Defining an inlet opening (114), an outlet opening (116) and a drain opening (118) in the pump housing (110);

-a drain plug (120) adapted to engage with the drain opening (118); and

-a fluid passage starting from the outlet opening (116);

the method is characterized in that:

the drain plug (120) includes:

a first plug element (120A) having a first cross-sectional area (A1),

a second plug element (120B) having a second cross-sectional area (A2), wherein,

the second plug element (120B) is coupled to the first plug element (120A) by a coupling rod (120C), and

wherein a third cross-sectional area (A3) of the coupling rod (120C) is smaller than the first cross-sectional area (A1) and the second cross-sectional area (A2);

whereby the coupling rod (120C) is located within the fluid channel, wherein fluid can flow around the coupling rod (120C) and through the coupling rod (120C).

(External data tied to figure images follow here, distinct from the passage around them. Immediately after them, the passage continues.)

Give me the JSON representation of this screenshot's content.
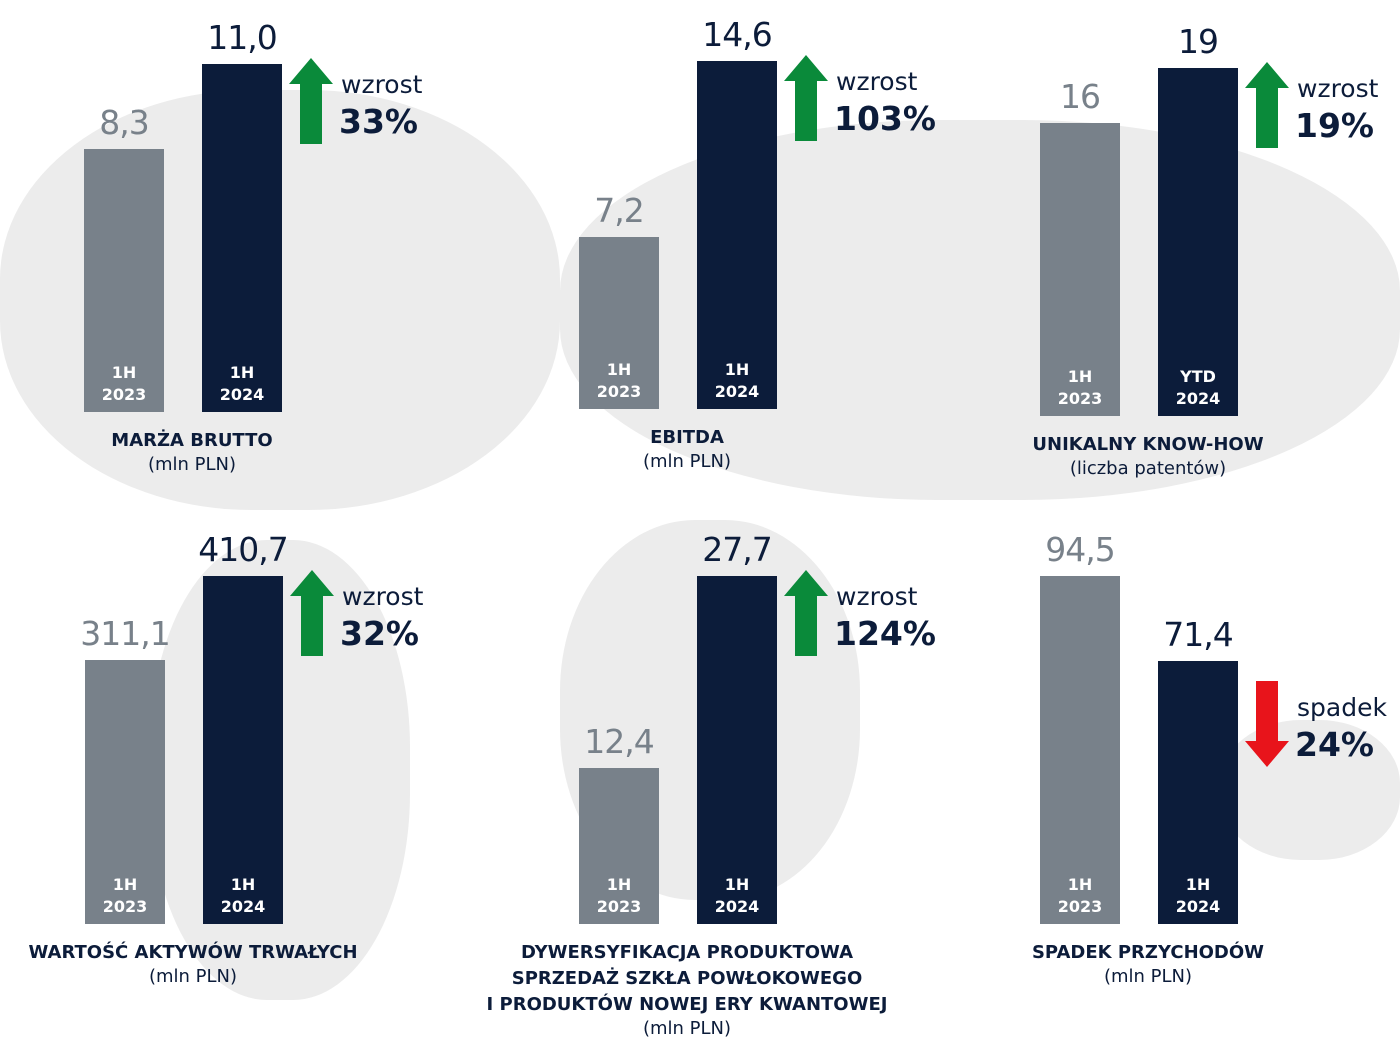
{
  "chart_data": [
    {
      "type": "bar",
      "title": "MARŻA BRUTTO",
      "subtitle": "(mln PLN)",
      "categories": [
        "1H\n2023",
        "1H\n2024"
      ],
      "values": [
        8.3,
        11.0
      ],
      "value_labels": [
        "8,3",
        "11,0"
      ],
      "colors": [
        "#78818a",
        "#0c1c3a"
      ],
      "change_text": "wzrost",
      "change": "33%",
      "direction": "up"
    },
    {
      "type": "bar",
      "title": "EBITDA",
      "subtitle": "(mln PLN)",
      "categories": [
        "1H\n2023",
        "1H\n2024"
      ],
      "values": [
        7.2,
        14.6
      ],
      "value_labels": [
        "7,2",
        "14,6"
      ],
      "colors": [
        "#78818a",
        "#0c1c3a"
      ],
      "change_text": "wzrost",
      "change": "103%",
      "direction": "up"
    },
    {
      "type": "bar",
      "title": "UNIKALNY KNOW-HOW",
      "subtitle": "(liczba patentów)",
      "categories": [
        "1H\n2023",
        "YTD\n2024"
      ],
      "values": [
        16,
        19
      ],
      "colors": [
        "#78818a",
        "#0c1c3a"
      ],
      "change_text": "wzrost",
      "change": "19%",
      "direction": "up"
    },
    {
      "type": "bar",
      "title": "WARTOŚĆ AKTYWÓW TRWAŁYCH",
      "subtitle": "(mln PLN)",
      "categories": [
        "1H\n2023",
        "1H\n2024"
      ],
      "values": [
        311.1,
        410.7
      ],
      "value_labels": [
        "311,1",
        "410,7"
      ],
      "colors": [
        "#78818a",
        "#0c1c3a"
      ],
      "change_text": "wzrost",
      "change": "32%",
      "direction": "up"
    },
    {
      "type": "bar",
      "title": "DYWERSYFIKACJA PRODUKTOWA\nSPRZEDAŻ SZKŁA POWŁOKOWEGO\nI PRODUKTÓW NOWEJ ERY KWANTOWEJ",
      "subtitle": "(mln PLN)",
      "categories": [
        "1H\n2023",
        "1H\n2024"
      ],
      "values": [
        12.4,
        27.7
      ],
      "value_labels": [
        "12,4",
        "27,7"
      ],
      "colors": [
        "#78818a",
        "#0c1c3a"
      ],
      "change_text": "wzrost",
      "change": "124%",
      "direction": "up"
    },
    {
      "type": "bar",
      "title": "SPADEK PRZYCHODÓW",
      "subtitle": "(mln PLN)",
      "categories": [
        "1H\n2023",
        "1H\n2024"
      ],
      "values": [
        94.5,
        71.4
      ],
      "value_labels": [
        "94,5",
        "71,4"
      ],
      "colors": [
        "#78818a",
        "#0c1c3a"
      ],
      "change_text": "spadek",
      "change": "24%",
      "direction": "down"
    }
  ]
}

2. The pump assembly of claim 1, wherein the bleed opening (118) is coupled with a first adapter (130).

3. The pump assembly of claim 1, wherein a pressure tank unit (140) is mechanically coupled to the drain opening (118) via the fluid passage.

4. A pump assembly according to any one of claims 1 to 3, wherein the outlet opening (116) is adapted to engage with a check valve (150).

5. A pump assembly according to any one of claims 1 to 3, wherein the first cross-sectional area (A1) is smaller than the second cross-sectional area (A2).

6. A pump assembly according to any one of claims 1 to 3, wherein the first cross-sectional area (A1) is equal to the second cross-sectional area (A2).

7. A pump assembly according to any one of claims 1 to 3, wherein the first plug element (120A) and the second plug element (120B) comprise a thread.

8. A pump assembly according to any one of claims 1 to 3, wherein the drain plug (120) comprises a head element (120D) for inserting the drain plug into the drain opening (118) and removing the drain plug from the drain opening.

9. The pump assembly of claim 1, wherein the drive motor is disposed within the pump housing (110).

10. The pump assembly of claim 1, wherein the fluid channel is a water channel.